Les fresques (murales) de Diego Rivera (1) (1886-1957) sont autant d’œuvres qui conjuguent l’esprit révolutionnaire et l’invention de formes unissant la tradition populaire et la modernité. Dans le sillage de la Révolution mexicaine, Rivera et quelques-uns de ses amis ont pratiqué la fresque, pour magnifier l’esprit des luttes libératrices, chanter le peuple, lui rendre son histoire et saluer l’avenir à inventer.
Lire Laurent Courtens, « Que Viva Mexico ! », Le Monde diplomatique, février 2014.
En 1932-33, Rivera est à Detroit, où, à l’invitation de la Fondation Ford, il peint vingt-sept panneaux bordant la cour intérieure de ce qui sera le Detroit Institute of Arts. Quand l’une de ses compositions, L’Homme et la Machine, montre les étapes de la construction du moteur de la Ford modèle 32, ce sont à la fois la puissance collective de la création humaine et le déploiement de l’aliénation qui sont saisis, avec une simplicité porteuse de visions épiques. L’œuvre de Rivera, marxiste, ami de Léon Trotski et d’André Breton, tenant d’une modernité engagée et dans la recherche formelle et dans l’action politique, suscitera des commentaires affolés, en particulier dans l’Amérique du maccarthysme.

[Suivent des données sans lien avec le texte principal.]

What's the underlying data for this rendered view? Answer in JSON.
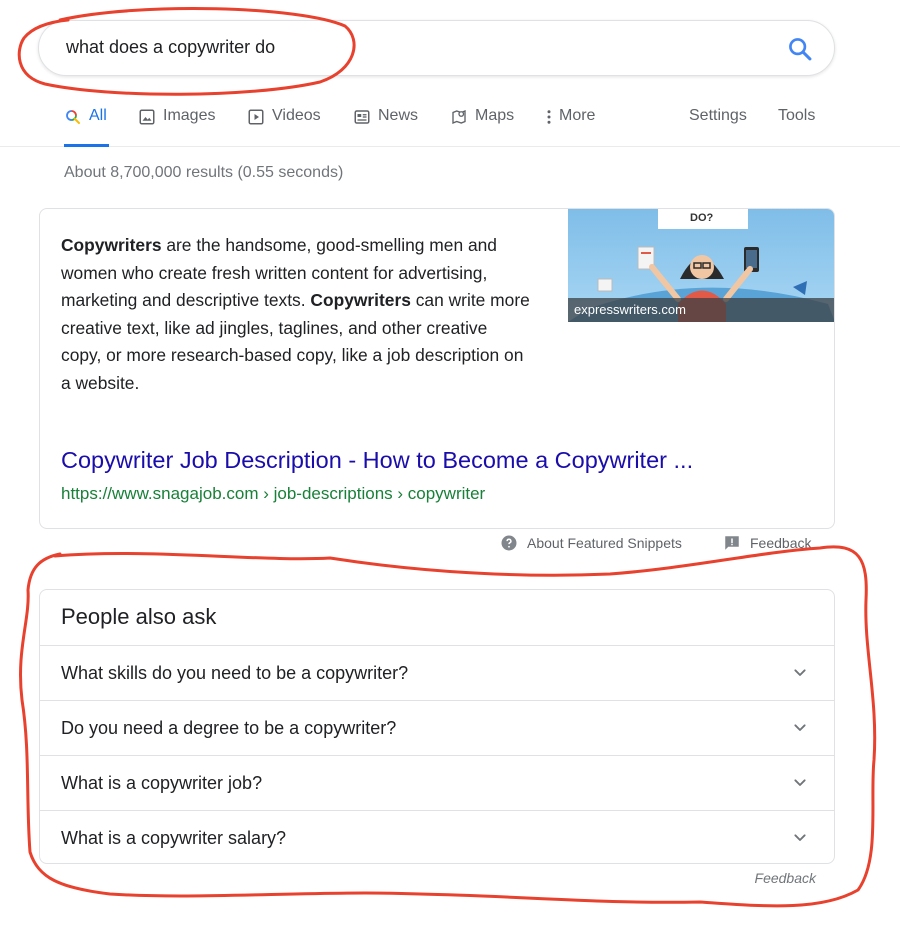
{
  "search": {
    "query": "what does a copywriter do",
    "icon": "search-icon"
  },
  "tabs": [
    {
      "label": "All",
      "icon": "search-icon",
      "active": true
    },
    {
      "label": "Images",
      "icon": "image-icon"
    },
    {
      "label": "Videos",
      "icon": "play-icon"
    },
    {
      "label": "News",
      "icon": "newspaper-icon"
    },
    {
      "label": "Maps",
      "icon": "map-pin-icon"
    },
    {
      "label": "More",
      "icon": "more-vert-icon"
    },
    {
      "label": "Settings"
    },
    {
      "label": "Tools"
    }
  ],
  "stats": "About 8,700,000 results (0.55 seconds)",
  "snippet": {
    "keyword": "Copywriters",
    "text_1": " are the handsome, good-smelling men and women who create fresh written content for advertising, marketing and descriptive texts. ",
    "text_2": " can write more creative text, like ad jingles, taglines, and other creative copy, or more research-based copy, like a job description on a website.",
    "image_caption": "expresswriters.com",
    "image_banner_text": "DO?",
    "link_title": "Copywriter Job Description - How to Become a Copywriter ...",
    "url": "https://www.snagajob.com › job-descriptions › copywriter"
  },
  "snippet_footer": {
    "about": "About Featured Snippets",
    "feedback": "Feedback"
  },
  "people_also_ask": {
    "title": "People also ask",
    "questions": [
      "What skills do you need to be a copywriter?",
      "Do you need a degree to be a copywriter?",
      "What is a copywriter job?",
      "What is a copywriter salary?"
    ],
    "feedback": "Feedback"
  },
  "colors": {
    "accent": "#1a73e8",
    "link": "#1a0dab",
    "url": "#188038",
    "annotation": "#e8412e"
  }
}
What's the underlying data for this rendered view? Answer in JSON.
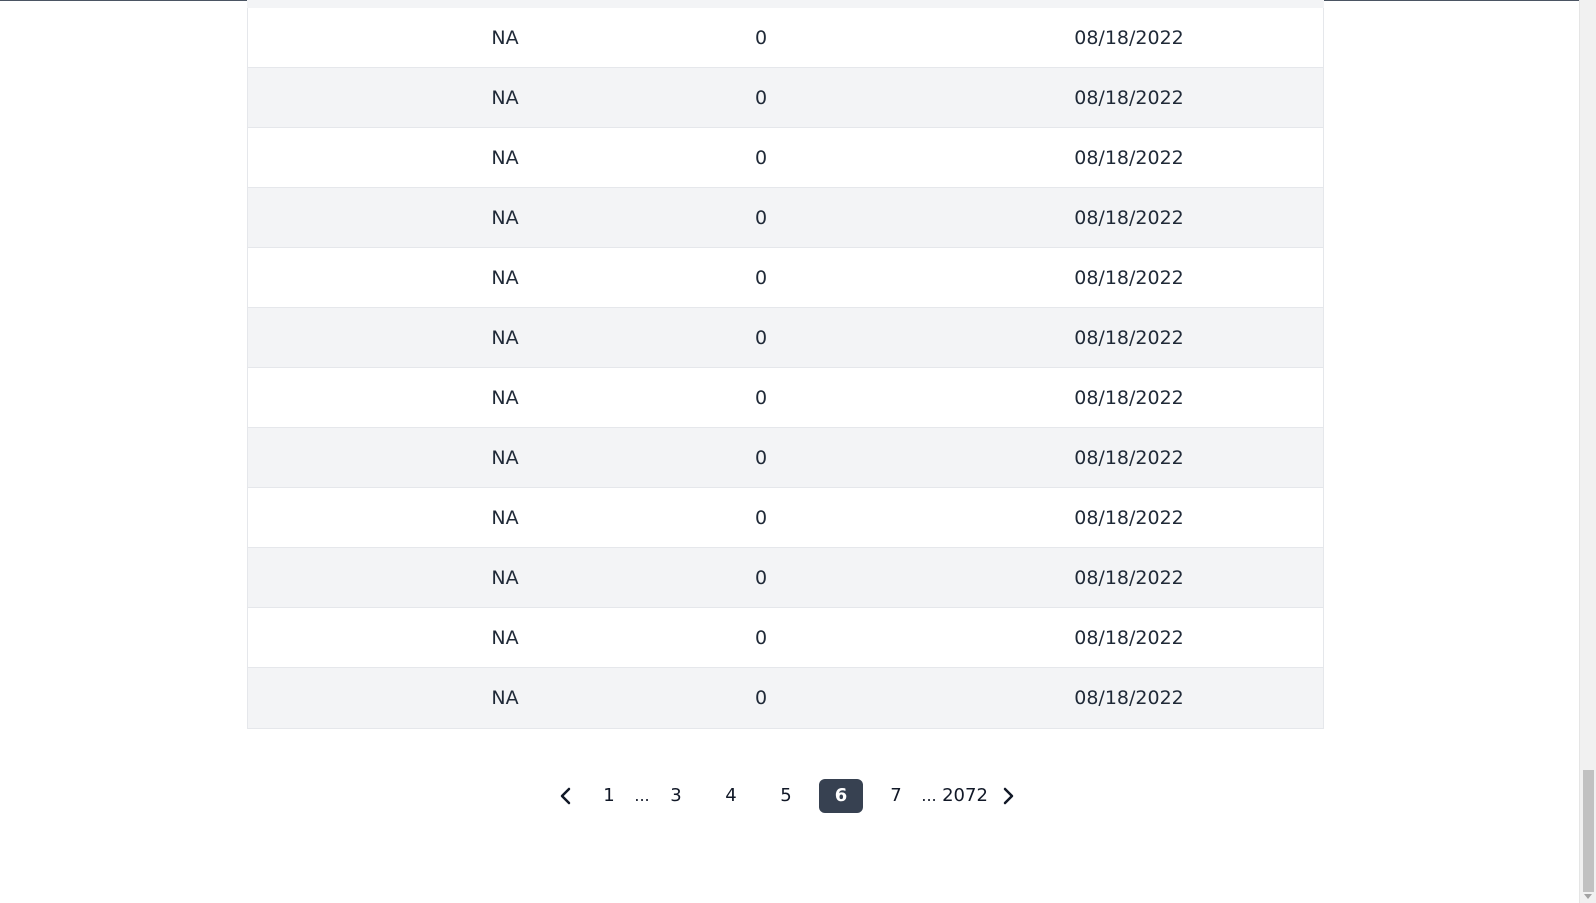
{
  "table": {
    "rows": [
      {
        "col1": "NA",
        "col2": "0",
        "col3": "08/18/2022"
      },
      {
        "col1": "NA",
        "col2": "0",
        "col3": "08/18/2022"
      },
      {
        "col1": "NA",
        "col2": "0",
        "col3": "08/18/2022"
      },
      {
        "col1": "NA",
        "col2": "0",
        "col3": "08/18/2022"
      },
      {
        "col1": "NA",
        "col2": "0",
        "col3": "08/18/2022"
      },
      {
        "col1": "NA",
        "col2": "0",
        "col3": "08/18/2022"
      },
      {
        "col1": "NA",
        "col2": "0",
        "col3": "08/18/2022"
      },
      {
        "col1": "NA",
        "col2": "0",
        "col3": "08/18/2022"
      },
      {
        "col1": "NA",
        "col2": "0",
        "col3": "08/18/2022"
      },
      {
        "col1": "NA",
        "col2": "0",
        "col3": "08/18/2022"
      },
      {
        "col1": "NA",
        "col2": "0",
        "col3": "08/18/2022"
      },
      {
        "col1": "NA",
        "col2": "0",
        "col3": "08/18/2022"
      }
    ]
  },
  "pagination": {
    "prev_icon": "chevron-left-icon",
    "next_icon": "chevron-right-icon",
    "first": "1",
    "ellipsis": "...",
    "p3": "3",
    "p4": "4",
    "p5": "5",
    "current": "6",
    "p7": "7",
    "last": "2072"
  },
  "colors": {
    "active_page_bg": "#374151",
    "row_alt_bg": "#f3f4f6"
  }
}
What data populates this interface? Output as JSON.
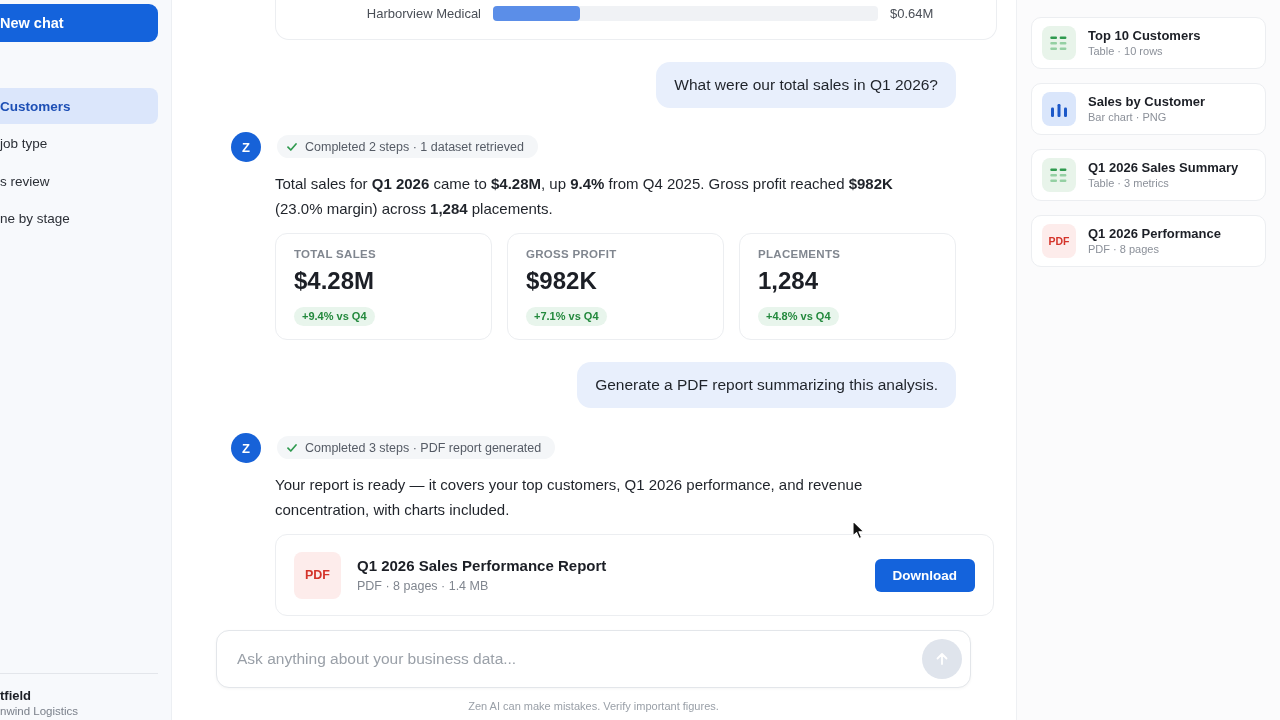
{
  "sidebar": {
    "new_chat": "New chat",
    "items": [
      {
        "label": "Customers",
        "selected": true
      },
      {
        "label": "job type",
        "selected": false
      },
      {
        "label": "s review",
        "selected": false
      },
      {
        "label": "ne by stage",
        "selected": false
      }
    ],
    "user": {
      "name": "tfield",
      "org": "nwind Logistics"
    }
  },
  "chat": {
    "messages": [
      {
        "kind": "chart_tail",
        "bars": [
          {
            "label": "Harborview Medical",
            "level": 0.227,
            "value": "$0.64M"
          }
        ]
      },
      {
        "kind": "user",
        "text": "What were our total sales in Q1 2026?"
      },
      {
        "kind": "assistant",
        "avatar": "Z",
        "status": "Completed 2 steps · 1 dataset retrieved",
        "text": "Total sales for **Q1 2026** came to **$4.28M**, up **9.4%** from Q4 2025. Gross profit reached **$982K** (23.0% margin) across **1,284** placements.",
        "metrics": [
          {
            "label": "TOTAL SALES",
            "value": "$4.28M",
            "change": "+9.4% vs Q4"
          },
          {
            "label": "GROSS PROFIT",
            "value": "$982K",
            "change": "+7.1% vs Q4"
          },
          {
            "label": "PLACEMENTS",
            "value": "1,284",
            "change": "+4.8% vs Q4"
          }
        ]
      },
      {
        "kind": "user",
        "text": "Generate a PDF report summarizing this analysis."
      },
      {
        "kind": "assistant",
        "avatar": "Z",
        "status": "Completed 3 steps · PDF report generated",
        "text": "Your report is ready — it covers your top customers, Q1 2026 performance, and revenue concentration, with charts included.",
        "attachment": {
          "badge": "PDF",
          "title": "Q1 2026 Sales Performance Report",
          "meta": "PDF · 8 pages · 1.4 MB",
          "button": "Download"
        }
      }
    ]
  },
  "composer": {
    "placeholder": "Ask anything about your business data...",
    "send_disabled": true,
    "disclaimer": "Zen AI can make mistakes. Verify important figures."
  },
  "artifacts": [
    {
      "kind": "table",
      "title": "Top 10 Customers",
      "meta": "Table · 10 rows"
    },
    {
      "kind": "chart",
      "title": "Sales by Customer",
      "meta": "Bar chart · PNG"
    },
    {
      "kind": "table",
      "title": "Q1 2026 Sales Summary",
      "meta": "Table · 3 metrics"
    },
    {
      "kind": "pdf",
      "badge": "PDF",
      "title": "Q1 2026 Performance",
      "meta": "PDF · 8 pages"
    }
  ]
}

Mais c’est aujourd’hui qu’elle est véritablement menacée : le procès pour faillite de la ville de Detroit commence le 14 août (2). Il va falloir trouver de l’argent, afin de payer les créanciers, alléger les compressions imposées aux retraites, etc.
Le musée, le Detroit Institute of Arts, est merveilleusement riche : les œuvres qu’il abrite représenteraient plus de 4,6 milliards de dollars. Leur vente est donc envisagée, avec la prudence qui s’impose pour ne pas faire baisser le marché, et les Picasso, Van Gogh, Cézanne… font l’objet d’une certaine protection, probablement liée à leur statut de stars, et au retentissement déplorable qu’aurait leur mise à l’encan. Il ne semble pas que les fresques de Rivera suscitent le même embarras. Adressé à Madame la directrice générale de l’Unesco et Monsieur l’ambassadeur délégué permanent du Mexique auprès de l’Unesco, et destiné à M. Jonathan Putnam, le directeur de l’US National Park Service Office of International Affairs, un appel international circule, demandant l’inscription de ces murales au patrimoine mondial de l’humanité, pour les protéger de cette entreprise de privatisation, qui montre admirablement, quels que soient les pudeurs et freins destinés à atténuer le choc, la logique d’un système : il n’est de valeur que marchande.